In Scandal No. 2, a federal grand jury indicted Douglas R. Dowie, the former head of public relations giant Fleishman-Hillard's L.A. office, for ordering subordinates to inflate the hours they worked under contracts with the city Department of Water and Power and the Port of Los Angeles.

Attorneys for Locke and Dowie say that their clients did nothing wrong.

In Dowie's case, that's for a judge and jury to decide after wading through the e-mails in the indictment, including one from Dowie that asks a fellow indictee whether they could "pad" the monthly bill to the DWP by adding $30,000 of "ambiguous counseling for the mayor." See what we mean by blatant?

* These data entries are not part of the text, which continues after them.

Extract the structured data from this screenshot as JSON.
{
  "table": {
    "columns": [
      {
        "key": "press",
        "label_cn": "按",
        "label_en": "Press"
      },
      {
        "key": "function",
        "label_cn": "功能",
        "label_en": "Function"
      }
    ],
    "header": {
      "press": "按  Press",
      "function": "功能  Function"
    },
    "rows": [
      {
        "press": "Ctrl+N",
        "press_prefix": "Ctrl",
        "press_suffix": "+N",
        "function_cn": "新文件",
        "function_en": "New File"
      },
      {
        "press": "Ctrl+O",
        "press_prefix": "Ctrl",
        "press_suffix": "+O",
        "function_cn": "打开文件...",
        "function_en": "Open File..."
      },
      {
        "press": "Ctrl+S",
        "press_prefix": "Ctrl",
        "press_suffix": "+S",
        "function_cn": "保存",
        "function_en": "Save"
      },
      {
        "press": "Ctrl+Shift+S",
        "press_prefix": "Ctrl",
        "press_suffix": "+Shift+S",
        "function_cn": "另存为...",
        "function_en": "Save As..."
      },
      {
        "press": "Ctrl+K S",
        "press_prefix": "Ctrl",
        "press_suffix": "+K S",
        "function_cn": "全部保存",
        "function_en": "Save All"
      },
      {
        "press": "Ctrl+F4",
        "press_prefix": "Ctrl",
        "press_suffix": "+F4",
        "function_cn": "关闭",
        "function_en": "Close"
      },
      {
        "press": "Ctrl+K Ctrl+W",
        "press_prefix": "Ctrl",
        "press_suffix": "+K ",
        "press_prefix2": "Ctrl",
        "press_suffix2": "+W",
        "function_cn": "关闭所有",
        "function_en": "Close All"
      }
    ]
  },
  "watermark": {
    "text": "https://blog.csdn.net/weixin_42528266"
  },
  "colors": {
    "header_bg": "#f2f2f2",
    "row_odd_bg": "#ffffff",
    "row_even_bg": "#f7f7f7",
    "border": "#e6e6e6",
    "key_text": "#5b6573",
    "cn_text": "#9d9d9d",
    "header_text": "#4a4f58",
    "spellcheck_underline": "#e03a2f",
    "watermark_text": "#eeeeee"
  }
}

As for Locke, the once highest-paid doctor at King/Drew agreed to "retire" in February after reaching a confidential deal outlined in the memo. That's right, retire. See what we mean by feeble responses?

If -- as the county's health director, Dr. Thomas Garthwaite, contends -- legal costs make it too expensive to fire county workers even in cases as flagrant as Locke's, then change civil service rules. But even worse than not firing Locke, the confidential agreement called for the county to provide a "neutral response" to any inquiries from Locke's prospective employers.

The official response to the Dowie case ranged from first-rate to just lame.

City Controller Laura Chick launched an audit. City Atty. Rocky Delgadillo filed a since-settled civil suit. The county district attorney and U.S. attorney opened criminal investigations. (Why aren't they doing this at King/Drew?)

Mayor James K. Hahn, whose campaigns benefited from Dowie's contributions and whose office benefited from pro bono advice and that "ambiguous counseling," canceled all city contracts with outside PR firms.

But in this as in the other questionable contracting practices under investigation, Hahn held no one inside City Hall responsible for the lack of oversight.

Hahn merely ordered the DWP's acting manager to go back to his old job as chief administrative officer, from which he later retired. It's bad enough that scam artists feel entitled to rip off taxpayers. The city and county don't have to make it so easy.